I truly loved how, from the beginning, he pledged he would not run a negative campaign…And this is where he eventually lost me. In the past few months I have watched as Bernie’s campaign and supporters gladly accepted the same manufactured untruths that the GOP has been churning up for the past 35 years about the Clintons, and shared them with glee. In fact, they’ve even started adding their own unfounded smears to the catalog. I’ve seen a lot of negative campaigning over the years, but this one has been truly ugly. Even now, as his mathematical chances are blatantly absurd, I received yet another attack email from Bernie’s Campaign Manager this morning, accusing Hillary Clinton of money laundering. As usual, there was no proof of actual wrong-doing, but apparently that’s no longer necessary in what has now morphed into a win-at-all-costs approach. What exactly does “winning” even look like in this scenario?
I’ve had numerous conversations with Hillary supporters who’ve tried to share pro-Hillary articles on social media (or even, god-forbid, Bernie critiques), but who had been so viciously attacked for it by Bernie fans, that they decided it just wasn’t worth voicing their opinions. This bullying has been pervasive throughout the campaign, and all over the internet. The comments sections of articles have been littered with some of the most disgusting, misogynistic and hateful rhetoric you’ll ever see, and Bernie has remained silent throughout all of it. I’m sure I’ll garner my own share of vitriol for posting this, but it makes me physically ill to sit and watch these ongoing attacks.

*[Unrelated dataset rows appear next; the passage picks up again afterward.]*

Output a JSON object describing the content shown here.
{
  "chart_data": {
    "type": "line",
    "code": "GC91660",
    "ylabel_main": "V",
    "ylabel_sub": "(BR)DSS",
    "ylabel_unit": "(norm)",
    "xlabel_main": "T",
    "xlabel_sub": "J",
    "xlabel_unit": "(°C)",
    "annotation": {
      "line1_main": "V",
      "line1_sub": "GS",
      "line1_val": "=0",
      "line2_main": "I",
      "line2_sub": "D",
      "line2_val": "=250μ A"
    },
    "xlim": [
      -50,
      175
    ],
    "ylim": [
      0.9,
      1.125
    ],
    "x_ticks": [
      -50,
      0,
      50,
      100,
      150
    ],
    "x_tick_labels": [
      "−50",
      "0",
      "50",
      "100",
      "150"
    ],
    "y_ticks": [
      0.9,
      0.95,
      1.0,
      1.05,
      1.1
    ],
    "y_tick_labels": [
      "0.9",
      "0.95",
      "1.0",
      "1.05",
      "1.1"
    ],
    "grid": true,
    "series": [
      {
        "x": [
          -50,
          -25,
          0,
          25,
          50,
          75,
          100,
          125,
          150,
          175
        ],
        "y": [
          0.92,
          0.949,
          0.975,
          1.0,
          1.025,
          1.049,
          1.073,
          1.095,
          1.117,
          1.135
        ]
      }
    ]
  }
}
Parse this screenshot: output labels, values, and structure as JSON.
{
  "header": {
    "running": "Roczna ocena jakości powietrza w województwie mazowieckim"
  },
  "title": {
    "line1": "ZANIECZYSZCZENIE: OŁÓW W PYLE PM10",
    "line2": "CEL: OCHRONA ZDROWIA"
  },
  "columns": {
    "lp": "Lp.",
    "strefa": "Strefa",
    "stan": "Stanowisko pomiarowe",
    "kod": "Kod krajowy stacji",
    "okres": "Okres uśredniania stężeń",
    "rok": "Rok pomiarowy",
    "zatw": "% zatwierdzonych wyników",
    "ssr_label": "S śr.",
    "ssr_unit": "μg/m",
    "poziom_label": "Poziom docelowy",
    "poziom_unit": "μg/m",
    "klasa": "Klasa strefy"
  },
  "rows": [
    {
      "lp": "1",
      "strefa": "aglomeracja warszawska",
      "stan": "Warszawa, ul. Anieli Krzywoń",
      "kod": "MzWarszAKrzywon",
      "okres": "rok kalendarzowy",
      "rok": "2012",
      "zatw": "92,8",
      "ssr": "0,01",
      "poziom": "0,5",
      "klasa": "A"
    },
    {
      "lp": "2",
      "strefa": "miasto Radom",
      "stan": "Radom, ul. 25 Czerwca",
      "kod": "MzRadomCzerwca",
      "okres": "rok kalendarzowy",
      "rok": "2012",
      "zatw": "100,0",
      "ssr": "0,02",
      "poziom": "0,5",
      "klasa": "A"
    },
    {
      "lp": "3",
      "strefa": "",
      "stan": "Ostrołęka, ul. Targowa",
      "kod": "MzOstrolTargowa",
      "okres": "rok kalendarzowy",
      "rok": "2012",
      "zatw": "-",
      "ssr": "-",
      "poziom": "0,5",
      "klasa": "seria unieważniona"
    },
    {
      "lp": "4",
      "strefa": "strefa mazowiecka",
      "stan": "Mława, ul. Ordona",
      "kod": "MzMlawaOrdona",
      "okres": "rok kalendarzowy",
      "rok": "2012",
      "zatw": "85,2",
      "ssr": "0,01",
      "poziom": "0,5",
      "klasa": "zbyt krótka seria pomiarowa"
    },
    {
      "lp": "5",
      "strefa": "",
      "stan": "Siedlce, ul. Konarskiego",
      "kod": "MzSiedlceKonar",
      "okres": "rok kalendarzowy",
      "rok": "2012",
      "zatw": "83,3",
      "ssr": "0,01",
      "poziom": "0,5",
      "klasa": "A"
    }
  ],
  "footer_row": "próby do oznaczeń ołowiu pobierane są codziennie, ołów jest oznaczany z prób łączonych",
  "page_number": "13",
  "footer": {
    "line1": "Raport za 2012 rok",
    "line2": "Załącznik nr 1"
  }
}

Sadly, it turns out that Bernie is not the Liberal Messiah after all. Of course we all should have known this, but so badly we had wanted it to be true. In fact, despite the sheer volume of propaganda generated to make Hillary seem somehow Conservative, he’s really not much more liberal than Ms. Clinton after all. The truth is, their voting records show that they voted identically on 93% of all legislation sent their way. They both have long records of championing societal safety nets for those Americans who are most in need, abused, or discriminated against. There is a very good reason why Conservatives despise both of these candidates with a passion. Bernie Sanders is a very principled, though flawed, politician. The plain fact is, that I love most of the principles he voices, I just didn’t trust that he’d be as effective at getting those ideals translated into laws, as much as I trust that Hillary will.

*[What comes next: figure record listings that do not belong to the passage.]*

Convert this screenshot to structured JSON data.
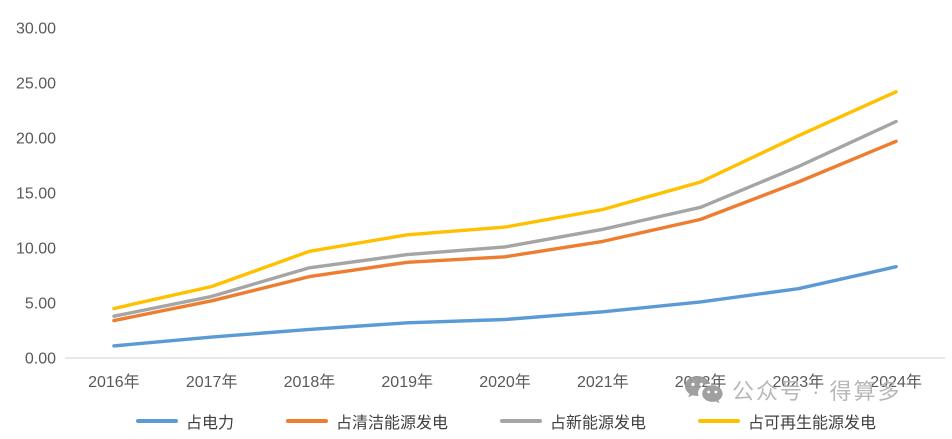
{
  "watermark": {
    "icon": "wechat-icon",
    "text": "公众号 · 得算多"
  },
  "colors": {
    "axis_text": "#595959",
    "axis_line": "#d9d9d9",
    "legend_text": "#3f3f3f",
    "watermark_text": "#b4b4b4",
    "watermark_icon": "#9b9b9b",
    "background": "#ffffff"
  },
  "chart_data": {
    "type": "line",
    "title": "",
    "xlabel": "",
    "ylabel": "",
    "grid": false,
    "legend_position": "bottom",
    "ylim": [
      0,
      30
    ],
    "y_tick_step": 5,
    "y_tick_labels": [
      "0.00",
      "5.00",
      "10.00",
      "15.00",
      "20.00",
      "25.00",
      "30.00"
    ],
    "categories": [
      "2016年",
      "2017年",
      "2018年",
      "2019年",
      "2020年",
      "2021年",
      "2022年",
      "2023年",
      "2024年"
    ],
    "series": [
      {
        "name": "占电力",
        "color": "#5B9BD5",
        "values": [
          1.1,
          1.9,
          2.6,
          3.2,
          3.5,
          4.2,
          5.1,
          6.3,
          8.3
        ]
      },
      {
        "name": "占清洁能源发电",
        "color": "#ED7D31",
        "values": [
          3.4,
          5.2,
          7.4,
          8.7,
          9.2,
          10.6,
          12.6,
          16.0,
          19.7
        ]
      },
      {
        "name": "占新能源发电",
        "color": "#A5A5A5",
        "values": [
          3.8,
          5.6,
          8.2,
          9.4,
          10.1,
          11.7,
          13.7,
          17.4,
          21.5
        ]
      },
      {
        "name": "占可再生能源发电",
        "color": "#FFC000",
        "values": [
          4.5,
          6.5,
          9.7,
          11.2,
          11.9,
          13.5,
          16.0,
          20.2,
          24.2
        ]
      }
    ]
  }
}
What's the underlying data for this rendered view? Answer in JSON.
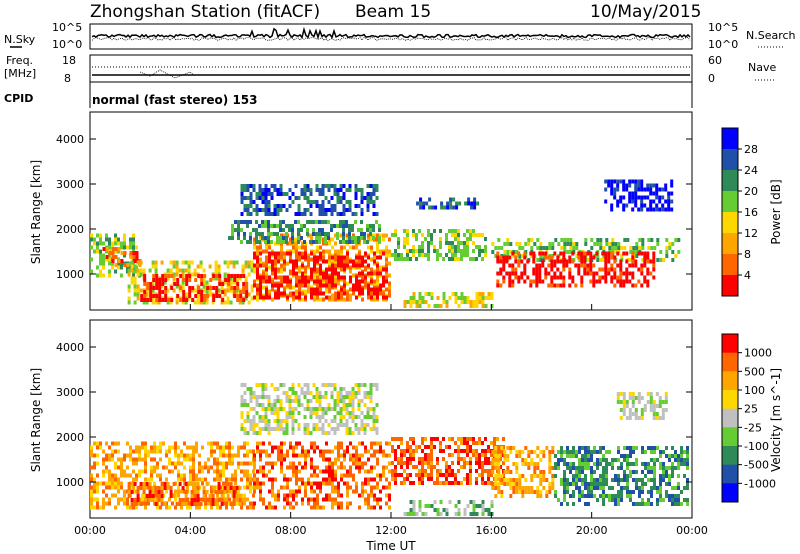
{
  "header": {
    "station": "Zhongshan Station (fitACF)",
    "beam": "Beam 15",
    "date": "10/May/2015"
  },
  "noise_panel": {
    "left_label": "N.Sky",
    "left_ticks": [
      "10^5",
      "10^0"
    ],
    "right_label": "N.Search",
    "right_ticks": [
      "10^5",
      "10^0"
    ]
  },
  "freq_panel": {
    "left_label_1": "Freq.",
    "left_label_2": "[MHz]",
    "left_ticks": [
      "18",
      "8"
    ],
    "right_label": "Nave",
    "right_ticks": [
      "60",
      "0"
    ]
  },
  "cpid": {
    "label": "CPID",
    "value": "normal (fast stereo) 153"
  },
  "colors": {
    "power": [
      "#0000ff",
      "#2050a8",
      "#2e8b57",
      "#66cc33",
      "#ffd700",
      "#ffa500",
      "#ff6600",
      "#ff0000"
    ],
    "velocity": [
      "#ff0000",
      "#ff6600",
      "#ffa500",
      "#ffd700",
      "#c0c0c0",
      "#66cc33",
      "#2e8b57",
      "#2050a8",
      "#0000ff"
    ]
  },
  "chart_data": [
    {
      "type": "heatmap",
      "name": "power",
      "ylabel": "Slant Range [km]",
      "yticks": [
        "1000",
        "2000",
        "3000",
        "4000"
      ],
      "ylim": [
        200,
        4600
      ],
      "xlim": [
        0,
        24
      ],
      "xticks": [
        "00:00",
        "04:00",
        "08:00",
        "12:00",
        "16:00",
        "20:00",
        "00:00"
      ],
      "colorbar_label": "Power [dB]",
      "colorbar_ticks": [
        "4",
        "8",
        "12",
        "16",
        "20",
        "24",
        "28"
      ],
      "regions": [
        {
          "x0": 0.0,
          "x1": 2.0,
          "y0": 1000,
          "y1": 1900,
          "v": 3
        },
        {
          "x0": 0.5,
          "x1": 2.0,
          "y0": 1200,
          "y1": 1600,
          "v": 6
        },
        {
          "x0": 1.5,
          "x1": 6.5,
          "y0": 400,
          "y1": 1300,
          "v": 4
        },
        {
          "x0": 2.0,
          "x1": 6.2,
          "y0": 450,
          "y1": 1000,
          "v": 7
        },
        {
          "x0": 6.5,
          "x1": 12.0,
          "y0": 400,
          "y1": 1900,
          "v": 5
        },
        {
          "x0": 6.5,
          "x1": 11.8,
          "y0": 500,
          "y1": 1500,
          "v": 7
        },
        {
          "x0": 5.5,
          "x1": 11.5,
          "y0": 1700,
          "y1": 2200,
          "v": 2
        },
        {
          "x0": 6.0,
          "x1": 11.5,
          "y0": 2300,
          "y1": 3000,
          "v": 1
        },
        {
          "x0": 12.0,
          "x1": 15.8,
          "y0": 1300,
          "y1": 2000,
          "v": 3
        },
        {
          "x0": 12.5,
          "x1": 16.0,
          "y0": 300,
          "y1": 600,
          "v": 4
        },
        {
          "x0": 13.0,
          "x1": 15.5,
          "y0": 2500,
          "y1": 2700,
          "v": 1
        },
        {
          "x0": 16.0,
          "x1": 23.5,
          "y0": 1300,
          "y1": 1800,
          "v": 3
        },
        {
          "x0": 16.2,
          "x1": 22.5,
          "y0": 700,
          "y1": 1500,
          "v": 7
        },
        {
          "x0": 20.5,
          "x1": 23.2,
          "y0": 2400,
          "y1": 3100,
          "v": 0
        }
      ]
    },
    {
      "type": "heatmap",
      "name": "velocity",
      "ylabel": "Slant Range [km]",
      "yticks": [
        "1000",
        "2000",
        "3000",
        "4000"
      ],
      "ylim": [
        200,
        4600
      ],
      "xlim": [
        0,
        24
      ],
      "xticks": [
        "00:00",
        "04:00",
        "08:00",
        "12:00",
        "16:00",
        "20:00",
        "00:00"
      ],
      "xlabel": "Time UT",
      "colorbar_label": "Velocity [m s^-1]",
      "colorbar_ticks": [
        "1000",
        "500",
        "100",
        "25",
        "-25",
        "-100",
        "-500",
        "-1000"
      ],
      "regions": [
        {
          "x0": 0.0,
          "x1": 6.5,
          "y0": 400,
          "y1": 1900,
          "v": 2
        },
        {
          "x0": 1.5,
          "x1": 6.0,
          "y0": 500,
          "y1": 1000,
          "v": 1
        },
        {
          "x0": 6.5,
          "x1": 12.0,
          "y0": 400,
          "y1": 1900,
          "v": 1
        },
        {
          "x0": 6.0,
          "x1": 11.5,
          "y0": 2100,
          "y1": 3200,
          "v": 4
        },
        {
          "x0": 12.0,
          "x1": 16.5,
          "y0": 1000,
          "y1": 2000,
          "v": 1
        },
        {
          "x0": 12.5,
          "x1": 16.0,
          "y0": 300,
          "y1": 600,
          "v": 5
        },
        {
          "x0": 16.0,
          "x1": 18.5,
          "y0": 700,
          "y1": 1800,
          "v": 2
        },
        {
          "x0": 18.5,
          "x1": 23.8,
          "y0": 500,
          "y1": 1800,
          "v": 6
        },
        {
          "x0": 21.0,
          "x1": 23.0,
          "y0": 2400,
          "y1": 3000,
          "v": 4
        }
      ]
    }
  ]
}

What is at once charming about Bernie is also what makes one nervous about his ability to effectively govern. I won’t print my age here, but let it suffice that I have witnessed decades of elections and the resulting governance from them, and anyone that has spent any time whatsoever observing politics, knows that effective politics is the art of compromise. This is especially true in our wonderful melting pot of cultures, ideals and opinions. In a nutshell, it’s pretty much what our country was founded on. If you wish to be a politician who represents and accomplishes the goals of the constituency that voted you into office, you need to accept and learn how to negotiate and unfortunately compromise. At his age, you’d assume Bernie knows this by now, and yet he comes to all political interactions with the completely unbending attitude of a teenager. As though all compromise in life is for the weak. As though other people in the world might have differing opinions from yours, but they must either be wrong, or “sell outs”. This is not the approach of a politician who gets things accomplished, and unfortunately it probably explains how Bernie has been in American politics for so long, and yet has authored and passed so little legislation. At this very moment we are witnessing a glaring example of a large group of politicians who have adopted this same attitude, this attitude of complete refusal to compromise, and ironically they are the people that Bernie rails against (when he’s not railing against Hillary) — The Republicans in The House and in The Senate. Over seven years, all they’ve accomplished is a historic record of obstructionism. I can’t even imagine how much more dysfunctional Washington could become with a President who might be just as intractable as the Congress they would have to work with. It’s alarming and yet in this light, not surprising that, out of all his fellow Democratic Senators, who have worked shoulder-to-shoulder with Bernie for so many years, only one has actually come out to endorse him in this election.
What makes me most sad though, is that Bernie seems to be rapidly tarnishing what could have been a wonderful legacy. He almost strikes as a different man from the one that started this campaign. Is it hubris? Frustration at the results of his labors? Bad advice? I really do hope that when people look back at this time, they don’t just remember Bernie as “that old angry guy who almost pulled a ‘Ralph Nader’ in the 2016 election.”